Teach the teacher. If you are in that do-it-yourself model, it's really important to figure out how to teach your authors to be self-sufficient and self-starters. I recommend that you provide training for tools. Whatever publishing platform you're going to use, it's important to provide them some training on that. Also, provide them training for open licensing, so how are they going to license their work. Then once they start teaching with it, you'll probably get people who are interested in open pedagogy. It's really important to provide some training for that as well, and offer support for follow-up questions. But you can very much be like, "Okay. We're using this platform. I'm going to teach you how to do it. Now, go author a textbook. And then, I will check in with you for accountability." That is a very solid publishing model that can work in a do-it-yourself model. It doesn't have to be you doing all the work for them.

And then also, I would really recommend, and this is one of my favorite memes to share, is that it's dangerous to go alone. Please take the small kitten with you.
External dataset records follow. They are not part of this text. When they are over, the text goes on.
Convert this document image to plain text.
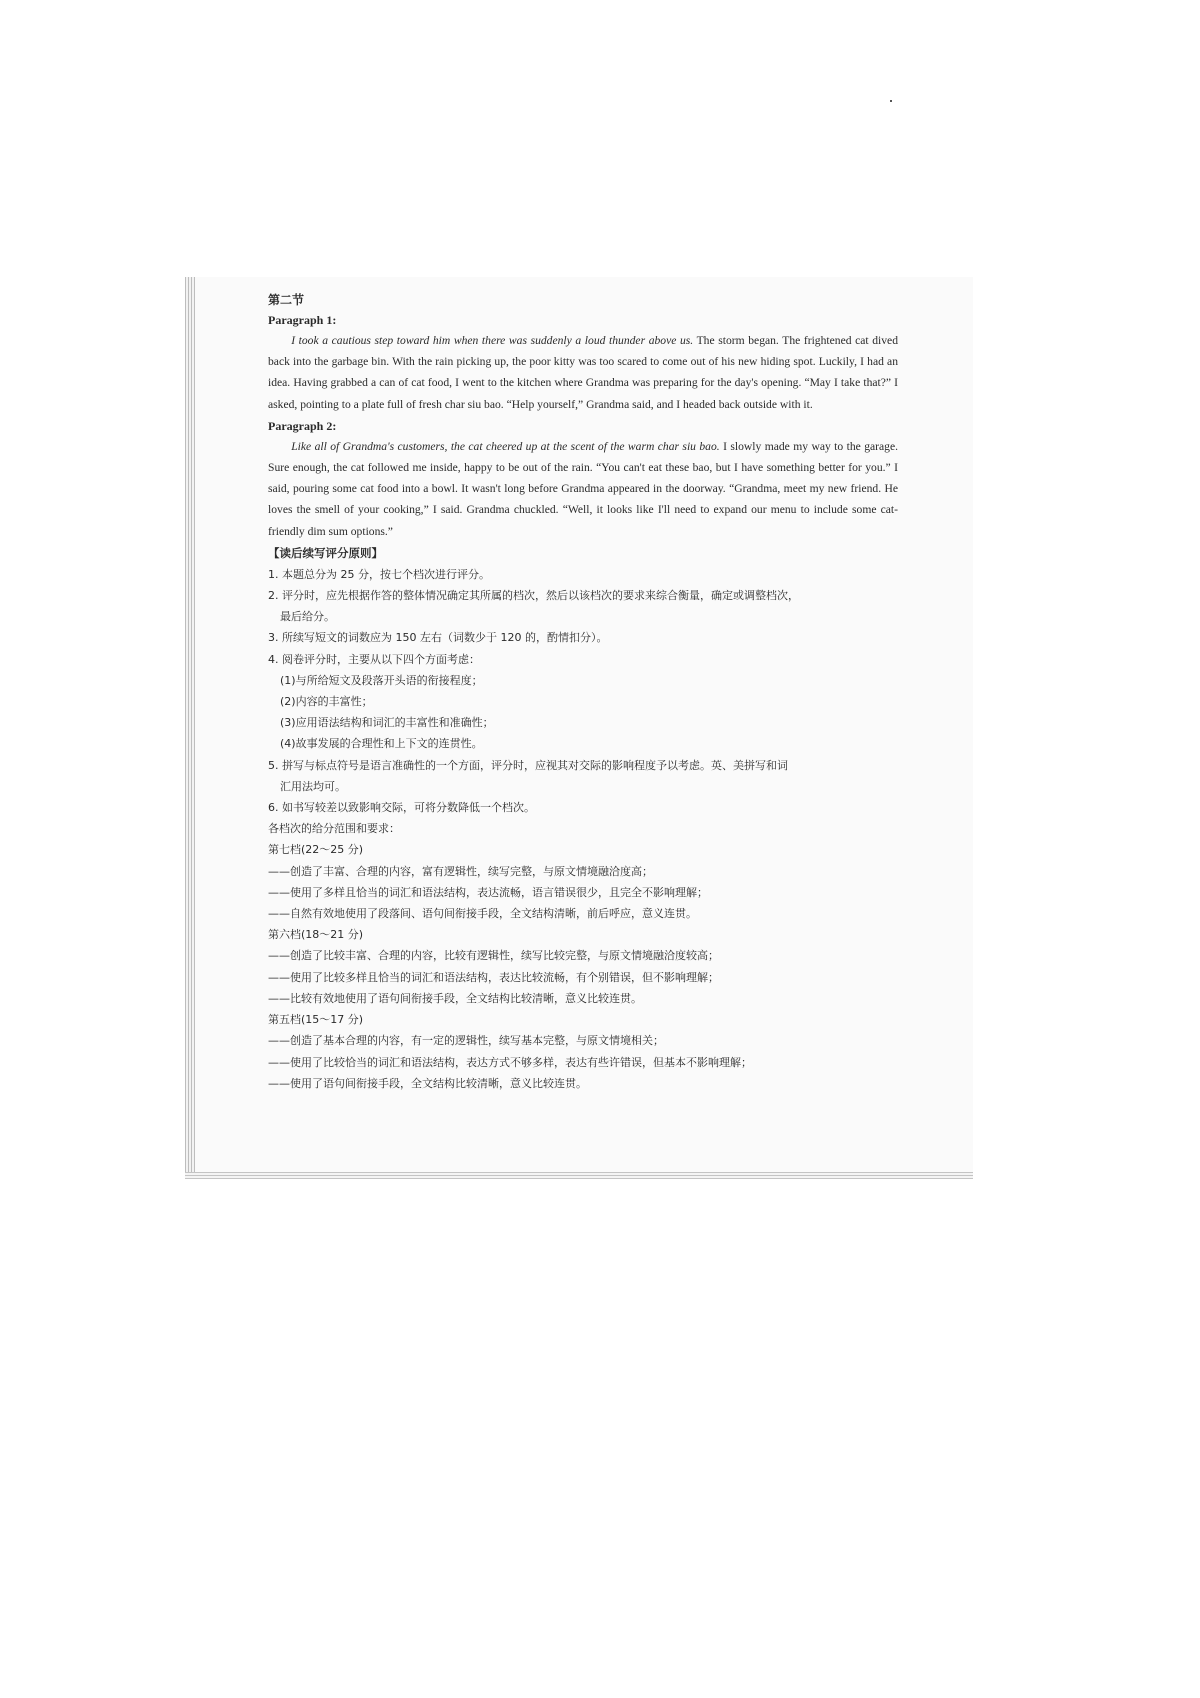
第二节

Paragraph 1:

I took a cautious step toward him when there was suddenly a loud thunder above us. The storm began. The frightened cat dived back into the garbage bin. With the rain picking up, the poor kitty was too scared to come out of his new hiding spot. Luckily, I had an idea. Having grabbed a can of cat food, I went to the kitchen where Grandma was preparing for the day's opening. “May I take that?” I asked, pointing to a plate full of fresh char siu bao. “Help yourself,” Grandma said, and I headed back outside with it.

Paragraph 2:

Like all of Grandma's customers, the cat cheered up at the scent of the warm char siu bao. I slowly made my way to the garage. Sure enough, the cat followed me inside, happy to be out of the rain. “You can't eat these bao, but I have something better for you.” I said, pouring some cat food into a bowl. It wasn't long before Grandma appeared in the doorway. “Grandma, meet my new friend. He loves the smell of your cooking,” I said. Grandma chuckled. “Well, it looks like I'll need to expand our menu to include some cat-friendly dim sum options.”

【读后续写评分原则】

1. 本题总分为 25 分，按七个档次进行评分。

2. 评分时，应先根据作答的整体情况确定其所属的档次，然后以该档次的要求来综合衡量，确定或调整档次，

最后给分。

3. 所续写短文的词数应为 150 左右（词数少于 120 的，酌情扣分）。

4. 阅卷评分时，主要从以下四个方面考虑：

(1)与所给短文及段落开头语的衔接程度；

(2)内容的丰富性；

(3)应用语法结构和词汇的丰富性和准确性；

(4)故事发展的合理性和上下文的连贯性。

5. 拼写与标点符号是语言准确性的一个方面，评分时，应视其对交际的影响程度予以考虑。英、美拼写和词

汇用法均可。

6. 如书写较差以致影响交际，可将分数降低一个档次。

各档次的给分范围和要求：

第七档(22～25 分)

——创造了丰富、合理的内容，富有逻辑性，续写完整，与原文情境融洽度高；

——使用了多样且恰当的词汇和语法结构，表达流畅，语言错误很少，且完全不影响理解；

——自然有效地使用了段落间、语句间衔接手段，全文结构清晰，前后呼应，意义连贯。

第六档(18～21 分)

——创造了比较丰富、合理的内容，比较有逻辑性，续写比较完整，与原文情境融洽度较高；

——使用了比较多样且恰当的词汇和语法结构，表达比较流畅，有个别错误，但不影响理解；

——比较有效地使用了语句间衔接手段，全文结构比较清晰，意义比较连贯。

第五档(15～17 分)

——创造了基本合理的内容，有一定的逻辑性，续写基本完整，与原文情境相关；

——使用了比较恰当的词汇和语法结构，表达方式不够多样，表达有些许错误，但基本不影响理解；

——使用了语句间衔接手段，全文结构比较清晰，意义比较连贯。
It's important to start small and support only as many projects as you have capacity for and grow over time. When I talk to people that I am mentoring who are at the beginning of starting their projects, I talk a lot about how this work should be phased. You have a phase one, you have a phase two, you have a phase three, and you've thought about those and how they connect to each other before you get started. Maybe you start small. I did not start small. I regretted it the first time we supported 10 projects, and that was a lot to do when building a program from scratch at the very beginning. I would've started ideally with maybe three if I could go back and do it again.

And then also, it allows you space to show consistent growth over time. You did three, say, the first round, then you add four more the next time, and then in the next one, you get up to that 10 mark. Also, I really recommend to start a community of practice with your authors, particularly if they're in shared disciplines. They'll find a lot of benefit from, "Oh, you're struggling with this, I've solved it this way." Or, "We're both struggling with this. Clearly, it's a need that we need some help to figure this part out." I recommend introducing them to each other, have them share their projects, invite them to discuss what's working and what they're struggling with. So, what are they doing a really great job with, what is difficult. This will really help them to not feel alone in the process of creating OER.

So, which support structures resonated with you for you or your potential program? Teach the teacher. Yeah, you can't do everything. You can also ask them, say, you get through your first round of publishing grants or publishing offering, you can always ask them, "What support did you wish that you had?" And then, maybe you could develop training, teach the teacher in that section for that sort of thing. Love the community of practice idea. Publishing tools, realize this is just one thing. A partner to share the work with. An MOU is definitely in order, then teach the teacher. I think that's something that all of us who have done this for a long time are like, "I wish I had set better expectations up front." And so, that's why we tell you to do that. That's also why Karen said that there was a line of communicating throughout all of these sessions, because it's really important and it falls very much into learn from our mistakes.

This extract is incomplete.